Contemporary debates about issues such as climate change, environmental toxins, and the “Anthropocene” more broadly have pushed environmental governance and assessment into the spotlight. The dry, technocratic, often boring processes of environmental assessment now make headlines and inspire passion, for example with the IPCC reports on global climate change or the decision by Trump’s EPA not to ban the solvent methylene chloride or pesticide chlorpyrifos. For decades, scholars in political ecology, environmental justice, and science studies have shown that these seemingly technocratic environmental assessment processes are always already political, i.e. power laden: even marking them off as technocratic is a political move that hides itself (Blaikie and Brookfield 1987, Jasanoff 1990). Environmental assessments not only have unequal effects, but are rooted in colonial and racist epistemologies, and, as such, they are infused with sociopolitical assumptions and judgments (Vera et al. 2019). Of central concern is not only the politics of what is known but also what is not: questions of uncertainty and even ignorance (Frickel and Vincent 2007, Kleinman and Suryanarayanan 2013).

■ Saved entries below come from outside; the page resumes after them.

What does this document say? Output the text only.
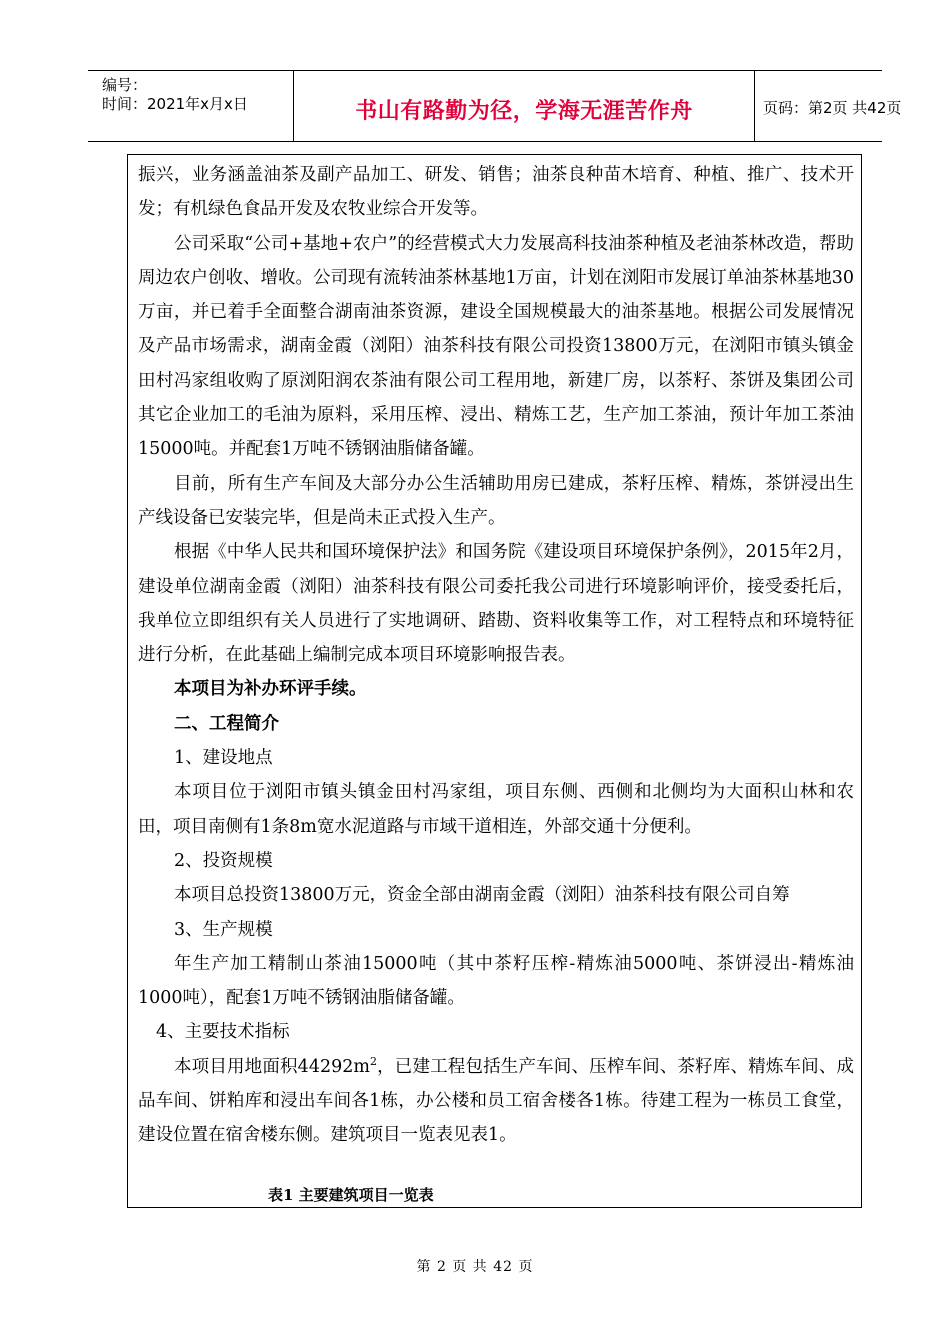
编号：
时间：2021年x月x日	书山有路勤为径，学海无涯苦作舟	页码：第2页 共42页

振兴，业务涵盖油茶及副产品加工、研发、销售；油茶良种苗木培育、种植、推广、技术开发；有机绿色食品开发及农牧业综合开发等。

公司采取“公司+基地+农户”的经营模式大力发展高科技油茶种植及老油茶林改造，帮助周边农户创收、增收。公司现有流转油茶林基地1万亩，计划在浏阳市发展订单油茶林基地30万亩，并已着手全面整合湖南油茶资源，建设全国规模最大的油茶基地。根据公司发展情况及产品市场需求，湖南金霞（浏阳）油茶科技有限公司投资13800万元，在浏阳市镇头镇金田村冯家组收购了原浏阳润农茶油有限公司工程用地，新建厂房，以茶籽、茶饼及集团公司其它企业加工的毛油为原料，采用压榨、浸出、精炼工艺，生产加工茶油，预计年加工茶油15000吨。并配套1万吨不锈钢油脂储备罐。

目前，所有生产车间及大部分办公生活辅助用房已建成，茶籽压榨、精炼，茶饼浸出生产线设备已安装完毕，但是尚未正式投入生产。

根据《中华人民共和国环境保护法》和国务院《建设项目环境保护条例》，2015年2月，建设单位湖南金霞（浏阳）油茶科技有限公司委托我公司进行环境影响评价，接受委托后，我单位立即组织有关人员进行了实地调研、踏勘、资料收集等工作，对工程特点和环境特征进行分析，在此基础上编制完成本项目环境影响报告表。

本项目为补办环评手续。

二、工程简介

1、建设地点

本项目位于浏阳市镇头镇金田村冯家组，项目东侧、西侧和北侧均为大面积山林和农田，项目南侧有1条8m宽水泥道路与市域干道相连，外部交通十分便利。

2、投资规模

本项目总投资13800万元，资金全部由湖南金霞（浏阳）油茶科技有限公司自筹

3、生产规模

年生产加工精制山茶油15000吨（其中茶籽压榨-精炼油5000吨、茶饼浸出-精炼油1000吨），配套1万吨不锈钢油脂储备罐。

4、主要技术指标

本项目用地面积$44292m^2$，已建工程包括生产车间、压榨车间、茶籽库、精炼车间、成品车间、饼粕库和浸出车间各1栋，办公楼和员工宿舍楼各1栋。待建工程为一栋员工食堂，建设位置在宿舍楼东侧。建筑项目一览表见表1。

表1 主要建筑项目一览表
第 2 页 共 42 页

In light of today’s explicitly political attention to the politics of environmental assessment, this session seeks fresh perspectives on how such boundaries around science and politics are created, enforced, and challenged, and with what effects. While the session is actively concerned with contemporary practices as they intersect and are coproduced with recent politics (Jasanoff 2017), we are also interested in practices that predate and persist through national administration changes and/or vary across regions, understanding that while we may be in an exceptional moment, this moment is also part of longer, variable, and intersecting histories.

Papers for the session might address a range of questions, such as:

How are ideas about “normal” and “exceptional” (or “emergency”) created and contested in environmental governance and assessment?   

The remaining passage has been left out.